Cosas que deberías saber

Hace tiempo y varias veces y he comentado sobre el vacío que existe, en general, entre la filosofía (hablando desde mi experiencia personal) y la tecnología, en particular las tecnologías de la información. Digo “en general”, porque obviamente esto no se da en todos los casos, y hay contraejemplos muy significativos e importantes. Pero estuve pensando un poco en esa separación, y en las nuevas habilidades que hoy son cada vez más necesarias para participar de discusiones que a menudo se dan en múltiples formatos y contextos al mismo tiempo. Así que se me ocurrió compilar estar pequeña lista de habilidades tecnológicas que, a mi humilde juicio, un filósofo debería manejar con mediana competencia para formular un mensaje, participar de discusiones y, sobre todo, para poder comunicar y enseñar diferentes ideas. Aunque lo pienso desde el punto de vista de la filosofía, creo que esto en realidad se aplica para muchas otras disciplinas.

  • Blogs. ¿Tienes uno? ¿Por qué no? Creo que hay muchas ventajas a tener un blog, aunque debo admitir que aquí hay un poco de contrabando ideológico: el tipo de pensamiento que facilita un blog es uno fragmentado, progresivo, en constante construcción y revisión. Dudo mucho que Kant habría bloggeado a través de su periodo crítico, por ejemplo, en el cual se dedicó a construir grandes catedrales de conocimiento. Un blog, en cambio, es como un laboratorio conceptual, donde uno va soltando ideas, discutiéndolas con otros y refinando los conceptos. Y lo obliga a uno, también, a aprender a hablar en un lenguaje más accesible, menos técnico y oscuro. Cosas que uno debería saber: crear un blog (al menos en un servicio como Blogger o WordPress), actualizarlo, moderar comentarios. Los más osados pueden jugar con el estilo visual.
  • Manejar videos en YouTube. Si no tienes una cuenta en YouTube, créala. Eso te permite marcar videos como favoritos y ordenarlos en listas de reproducción, con lo cual puedes mantener un archivo de videos interesantes que vayas encontrando – por ejemplo, puedes recopilar una lista de las conferencias disponibles en línea dadas por un autor o sobre un tema. También es importante saber bajar videos de YouTube, usando una herramienta como TubeMaster++, que luego se pueden utilizar para reproducir en un salón de clase, o dentro de una presentación. Además, deberías también saber subir un video a YouTube. Lo cual me lleva a…
  • Capturar y editar video. Esto ya es un poco más exigente, pero ahora cualquier celular o cámara de fotos también toma video. Acá lo que importa es saber subir el video a la PC, hacerle algunos arreglos menores (por ejemplo, cortar un pedazo relevante), guardarlo y comprimirlo en un formato amigable para que luego pueda subirse a un sitio como  YouTube. Casi todo lo que necesitas para esto probablemente lo tienes ya: la cámara, y un software como el Windows Movie Maker que viene por defecto con Windows (o el iMovie en la Mac). ¿Por qué querrías crear video? Puedes grabar conversaciones, presentaciones, sesiones de clase, en un formato fácil de manejar y usualmente más efectivo que el texto solo.

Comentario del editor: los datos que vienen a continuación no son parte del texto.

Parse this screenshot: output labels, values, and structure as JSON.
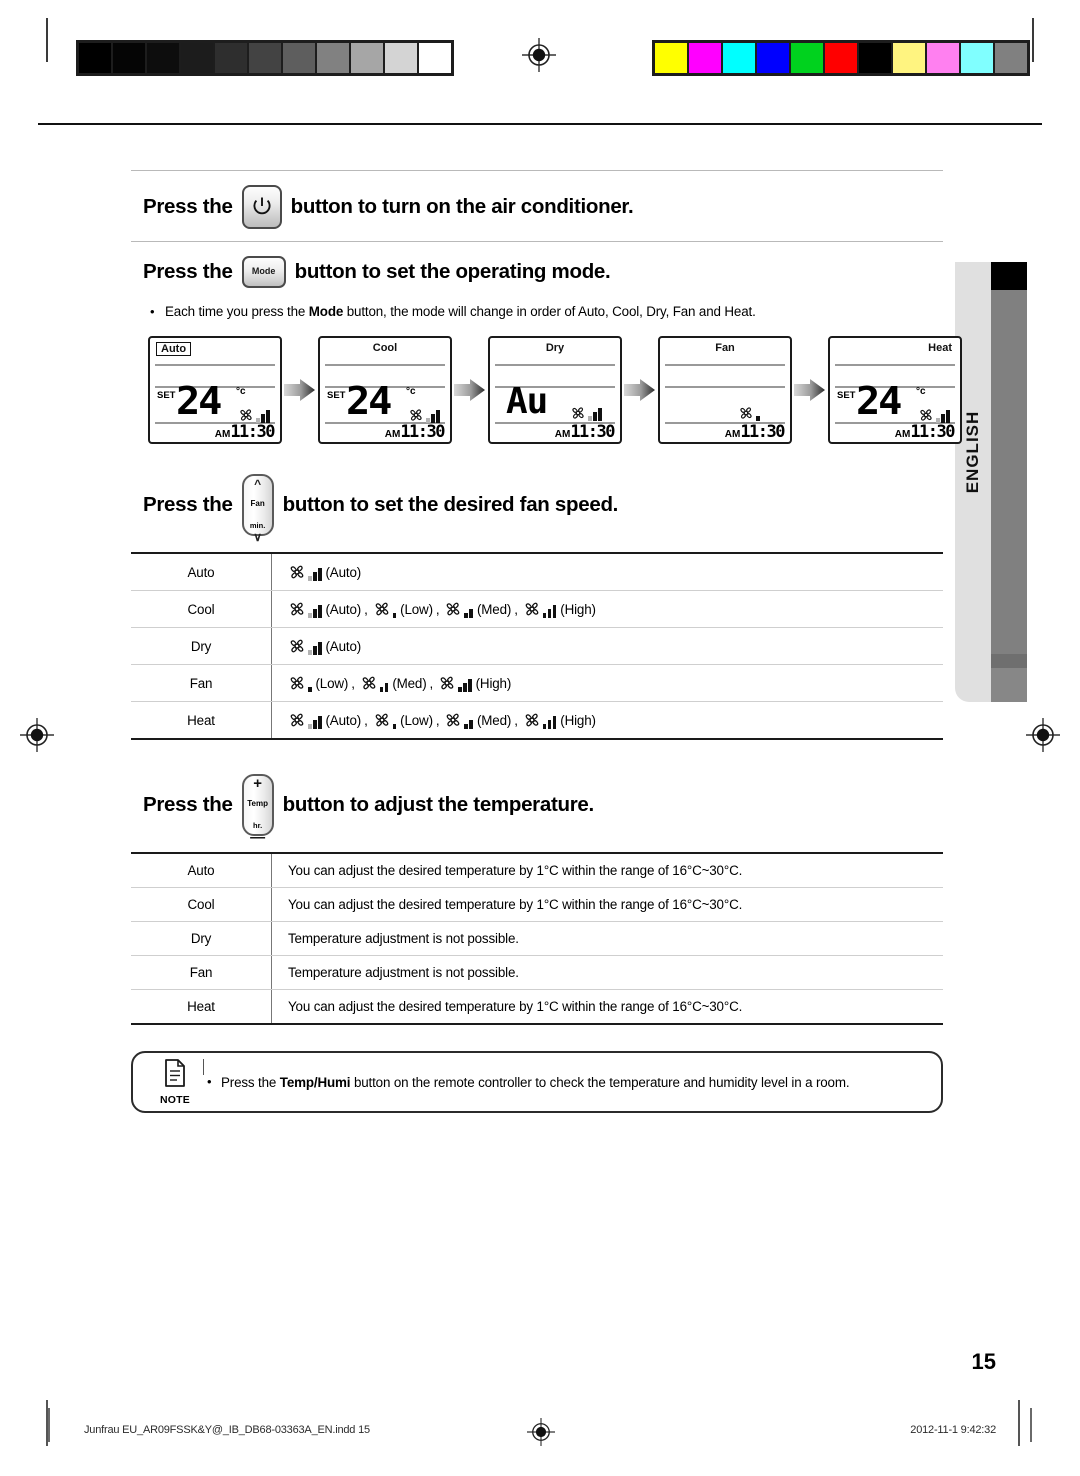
{
  "page": {
    "number": "15",
    "language_tab": "ENGLISH"
  },
  "sections": [
    {
      "id": "power",
      "pre_text": "Press the",
      "button": {
        "name": "power-button",
        "label": ""
      },
      "post_text": "button to turn on the air conditioner."
    },
    {
      "id": "mode",
      "pre_text": "Press the",
      "button": {
        "name": "mode-button",
        "label": "Mode"
      },
      "post_text": "button to set the operating mode.",
      "bullet": {
        "before": "Each time you press the ",
        "bold": "Mode",
        "after": " button, the mode will change in order of Auto, Cool, Dry, Fan and Heat."
      }
    },
    {
      "id": "fanspeed",
      "pre_text": "Press the",
      "button": {
        "name": "fan-button",
        "label_top": "Fan",
        "label_bottom": "min."
      },
      "post_text": "button to set the desired fan speed."
    },
    {
      "id": "temperature",
      "pre_text": "Press the",
      "button": {
        "name": "temp-button",
        "label_top": "Temp",
        "label_bottom": "hr.",
        "plus": "+",
        "minus": "—"
      },
      "post_text": "button to adjust the temperature."
    }
  ],
  "lcd_panels": [
    {
      "mode_label": "Auto",
      "label_style": "boxed",
      "set_label": "SET",
      "temp": "24",
      "unit": "°c",
      "big_text": "",
      "fan_bars": [
        "dim",
        "on",
        "on"
      ],
      "show_fan": true,
      "am_label": "AM",
      "clock": "11:30"
    },
    {
      "mode_label": "Cool",
      "label_style": "center",
      "set_label": "SET",
      "temp": "24",
      "unit": "°c",
      "big_text": "",
      "fan_bars": [
        "dim",
        "on",
        "on"
      ],
      "show_fan": true,
      "am_label": "AM",
      "clock": "11:30"
    },
    {
      "mode_label": "Dry",
      "label_style": "center",
      "set_label": "",
      "temp": "",
      "unit": "",
      "big_text": "Au",
      "fan_bars": [
        "dim",
        "on",
        "on"
      ],
      "show_fan": true,
      "am_label": "AM",
      "clock": "11:30"
    },
    {
      "mode_label": "Fan",
      "label_style": "center",
      "set_label": "",
      "temp": "",
      "unit": "",
      "big_text": "",
      "fan_bars": [
        "on"
      ],
      "show_fan": true,
      "am_label": "AM",
      "clock": "11:30"
    },
    {
      "mode_label": "Heat",
      "label_style": "right",
      "set_label": "SET",
      "temp": "24",
      "unit": "°c",
      "big_text": "",
      "fan_bars": [
        "dim",
        "on",
        "on"
      ],
      "show_fan": true,
      "am_label": "AM",
      "clock": "11:30"
    }
  ],
  "fan_speed_table": [
    {
      "mode": "Auto",
      "speeds": [
        {
          "label": "(Auto)",
          "bars": [
            "dim",
            "on",
            "on"
          ]
        }
      ]
    },
    {
      "mode": "Cool",
      "speeds": [
        {
          "label": "(Auto)",
          "bars": [
            "dim",
            "on",
            "on"
          ]
        },
        {
          "label": "(Low)",
          "bars": [
            "on"
          ]
        },
        {
          "label": "(Med)",
          "bars": [
            "on",
            "on"
          ]
        },
        {
          "label": "(High)",
          "bars": [
            "on",
            "on",
            "on"
          ]
        }
      ]
    },
    {
      "mode": "Dry",
      "speeds": [
        {
          "label": "(Auto)",
          "bars": [
            "dim",
            "on",
            "on"
          ]
        }
      ]
    },
    {
      "mode": "Fan",
      "speeds": [
        {
          "label": "(Low)",
          "bars": [
            "on"
          ]
        },
        {
          "label": "(Med)",
          "bars": [
            "on",
            "on"
          ]
        },
        {
          "label": "(High)",
          "bars": [
            "on",
            "on",
            "on"
          ]
        }
      ]
    },
    {
      "mode": "Heat",
      "speeds": [
        {
          "label": "(Auto)",
          "bars": [
            "dim",
            "on",
            "on"
          ]
        },
        {
          "label": "(Low)",
          "bars": [
            "on"
          ]
        },
        {
          "label": "(Med)",
          "bars": [
            "on",
            "on"
          ]
        },
        {
          "label": "(High)",
          "bars": [
            "on",
            "on",
            "on"
          ]
        }
      ]
    }
  ],
  "temperature_table": [
    {
      "mode": "Auto",
      "text": "You can adjust the desired temperature by 1°C within the range of 16°C~30°C."
    },
    {
      "mode": "Cool",
      "text": "You can adjust the desired temperature by 1°C within the range of 16°C~30°C."
    },
    {
      "mode": "Dry",
      "text": "Temperature adjustment is not possible."
    },
    {
      "mode": "Fan",
      "text": "Temperature adjustment is not possible."
    },
    {
      "mode": "Heat",
      "text": "You can adjust the desired temperature by 1°C within the range of 16°C~30°C."
    }
  ],
  "note": {
    "icon_label": "NOTE",
    "before": "Press the ",
    "bold": "Temp/Humi",
    "after": " button on the remote controller to check the temperature and humidity level in a room."
  },
  "footer": {
    "file": "Junfrau EU_AR09FSSK&Y@_IB_DB68-03363A_EN.indd   15",
    "timestamp": "2012-11-1   9:42:32"
  },
  "calibration": {
    "gray_swatches": [
      "#000000",
      "#050505",
      "#0d0d0d",
      "#1c1c1c",
      "#2e2e2e",
      "#434343",
      "#5e5e5e",
      "#818181",
      "#a6a6a6",
      "#d4d4d4",
      "#ffffff"
    ],
    "color_swatches": [
      "#ffff00",
      "#ff00ff",
      "#00ffff",
      "#0000ff",
      "#00d21e",
      "#ff0000",
      "#000000",
      "#fff480",
      "#ff80f0",
      "#80ffff",
      "#808080"
    ]
  }
}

  • Seguir blogs usando fuentes RSS. El formato RSS es un formato de sindicación – es decir, es una fuente que envía una notificación cada vez que un blog o un sitio de noticias se actualiza. Usando un lector RSS, uno puede mantenerse actualizado con las novedades de cientos o miles de blogs y sitios web, sin la necesidad de visitarlos todos individualmente. Quizás la manera más fácil de utilizar esto es con el lector RSS de Google, el Google Reader, que es además uno de los mejores.
  • Descubrir y ordenar fuentes de información. Hay dos cosas aquí recomendables, además del RSS que ya mencioné. Lo primero es utilizar un servicio de marcadores sociales, como Delicious, que le permite a uno marcar sus favoritos y guardarlos en línea (de modo que uno puede usarlos desde cualquier computadora). Pero además, uno puede etiquetar sus sitios web favoritos con diferentes categorías, y también ver quién más ha marcado ese mismo sitio como favorito y qué categorías le ha puesto. El resultado es que puedo ver qué otros sitios favoritos tienen otras personas bajo las categorías que a mí me interesan, con lo cual uno termina descubriendo todo tipo de nuevas fuentes. La otra gran fuente de información es, por supuesto, …

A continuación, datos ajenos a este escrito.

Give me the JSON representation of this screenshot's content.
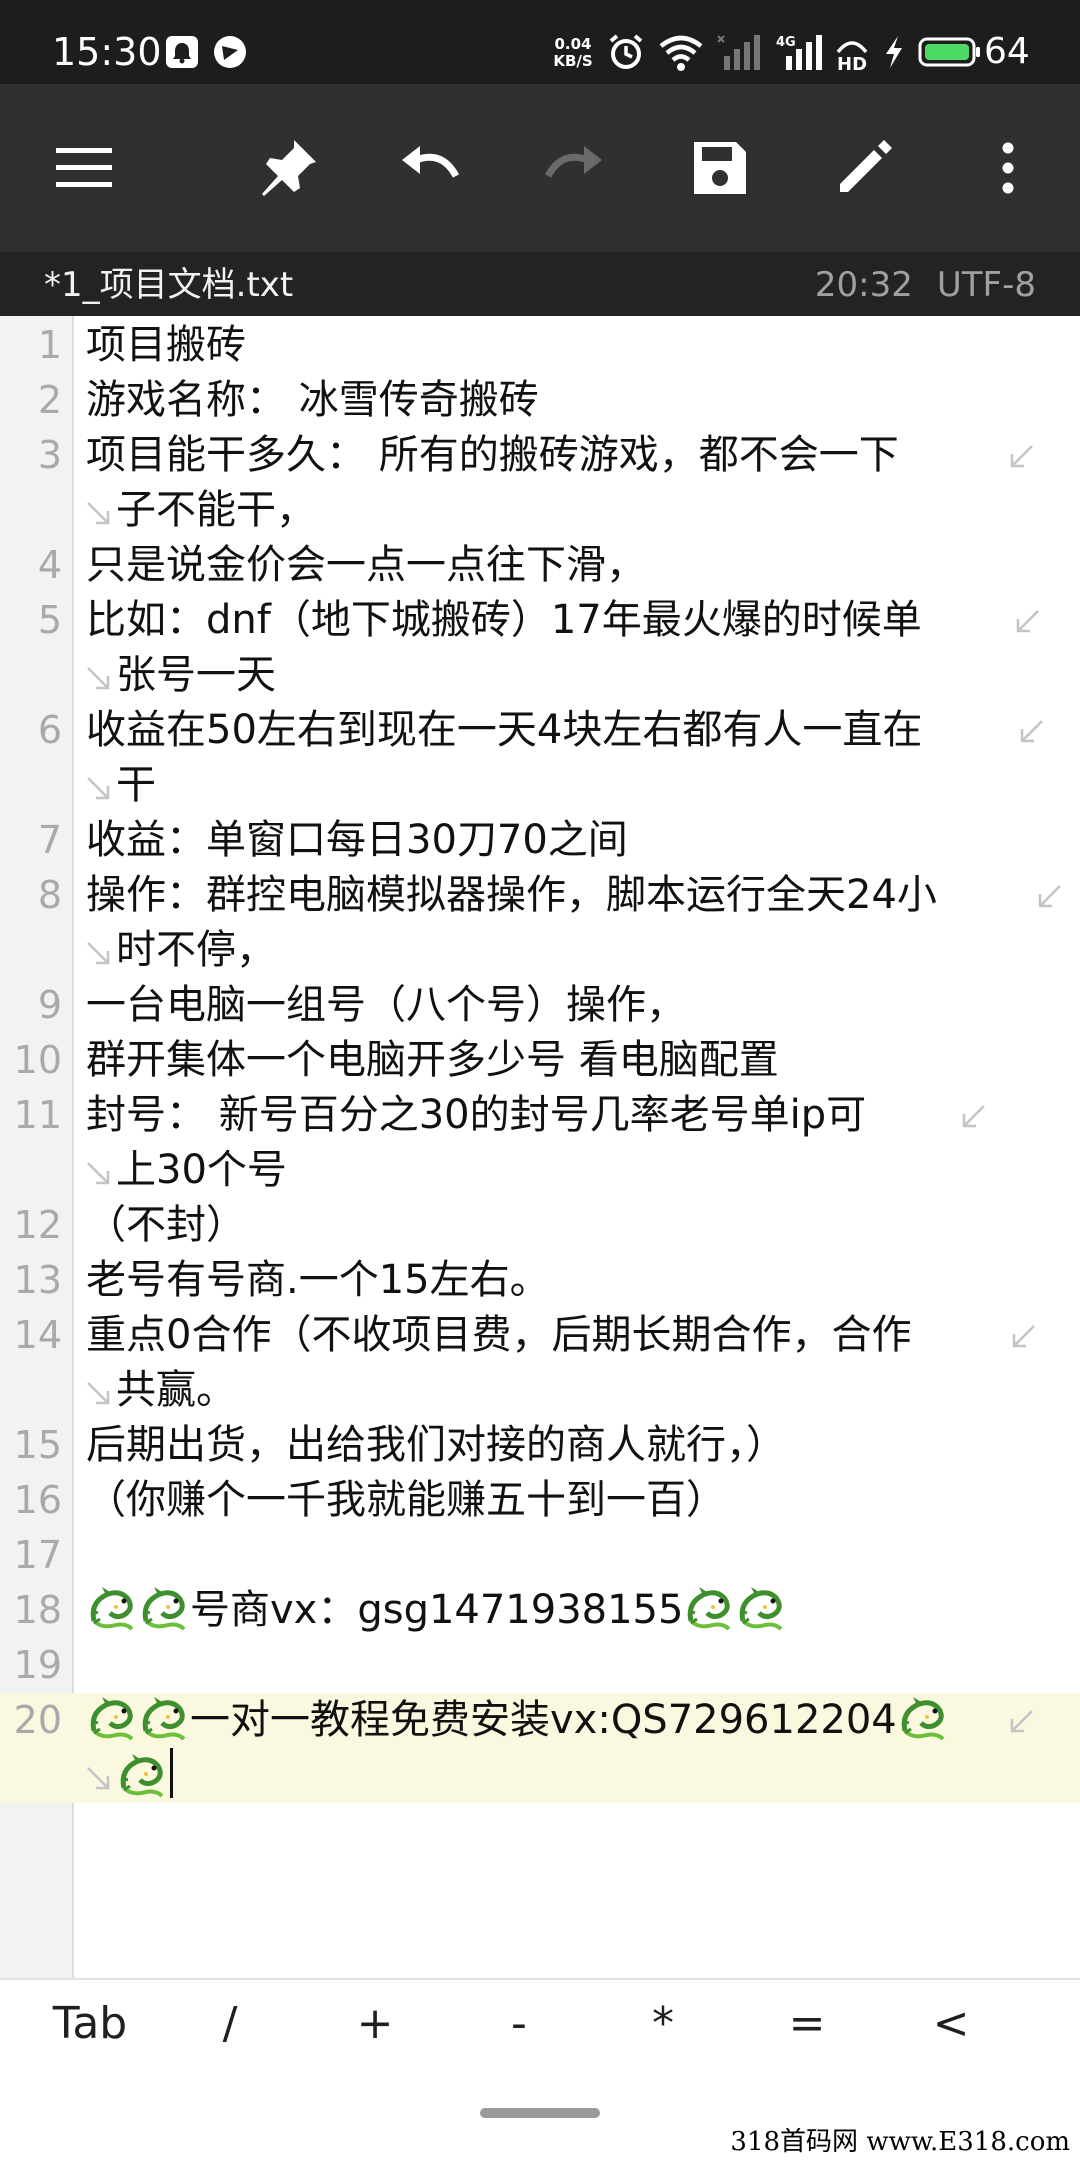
{
  "status_bar": {
    "time": "15:30",
    "net_speed_value": "0.04",
    "net_speed_unit": "KB/S",
    "battery_level": "64",
    "icons": [
      "notification-icon",
      "app-notification-icon",
      "alarm-icon",
      "wifi-icon",
      "signal-icon",
      "4g-signal-icon",
      "hd-icon",
      "charging-icon",
      "battery-icon"
    ]
  },
  "toolbar": {
    "buttons": [
      "menu-icon",
      "pin-icon",
      "undo-icon",
      "redo-icon",
      "save-icon",
      "edit-icon",
      "more-icon"
    ]
  },
  "file_bar": {
    "file_name": "*1_项目文档.txt",
    "time": "20:32",
    "encoding": "UTF-8"
  },
  "editor": {
    "lines": [
      {
        "num": "1",
        "text": "项目搬砖"
      },
      {
        "num": "2",
        "text": "游戏名称： 冰雪传奇搬砖"
      },
      {
        "num": "3",
        "text": "项目能干多久： 所有的搬砖游戏，都不会一下",
        "cont": "子不能干，"
      },
      {
        "num": "4",
        "text": "只是说金价会一点一点往下滑，"
      },
      {
        "num": "5",
        "text": "比如：dnf（地下城搬砖）17年最火爆的时候单",
        "cont": "张号一天"
      },
      {
        "num": "6",
        "text": "收益在50左右到现在一天4块左右都有人一直在",
        "cont": "干"
      },
      {
        "num": "7",
        "text": "收益：单窗口每日30刀70之间"
      },
      {
        "num": "8",
        "text": "操作：群控电脑模拟器操作，脚本运行全天24小",
        "cont": "时不停，"
      },
      {
        "num": "9",
        "text": "一台电脑一组号（八个号）操作，"
      },
      {
        "num": "10",
        "text": "群开集体一个电脑开多少号 看电脑配置"
      },
      {
        "num": "11",
        "text": "封号： 新号百分之30的封号几率老号单ip可",
        "cont": "上30个号"
      },
      {
        "num": "12",
        "text": "（不封）"
      },
      {
        "num": "13",
        "text": "老号有号商.一个15左右。"
      },
      {
        "num": "14",
        "text": "重点0合作（不收项目费，后期长期合作，合作",
        "cont": "共赢。"
      },
      {
        "num": "15",
        "text": "后期出货，出给我们对接的商人就行，）"
      },
      {
        "num": "16",
        "text": "（你赚个一千我就能赚五十到一百）"
      },
      {
        "num": "17",
        "text": ""
      },
      {
        "num": "18",
        "text": "号商vx：gsg1471938155"
      },
      {
        "num": "19",
        "text": ""
      },
      {
        "num": "20",
        "text": "一对一教程免费安装vx:QS729612204"
      }
    ]
  },
  "symbol_bar": {
    "keys": [
      "Tab",
      "/",
      "+",
      "-",
      "*",
      "=",
      "<"
    ]
  },
  "watermark": "318首码网 www.E318.com",
  "colors": {
    "status_bar_bg": "#1d1d1d",
    "toolbar_bg": "#303030",
    "file_bar_bg": "#232323",
    "gutter_bg": "#f2f2f2",
    "current_line_bg": "#fbf8e0"
  }
}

  • Twitter. Hay muchas razones por las cuales uno podría twittear, o al menos por las que uno debería saber de qué se trata. Pero me concentro en una: Twitter es quizás la manera más rápida y efectiva de descubrir información. Uno simplemente debe dedicarse a cultivar una lista de personas a seguir que tengan más o menos los mismos intereses, y rápidamente estará descubriendo todo lo que ellos comparten con sus seguidores. Twitter ha desplazado en gran medida a muchos otros canales para compartir y descubrir información. Bonus points por utilizar un cliente Twitter de escritorio como TweetDeck, que además les permitirá organizar sus contactos en grupos, y hacerle seguimiento a términos de búsqueda en la red de Twitter (p.ej., muéstrame cada vez que aparezca un tweet que mencione la palabra “filosofía”).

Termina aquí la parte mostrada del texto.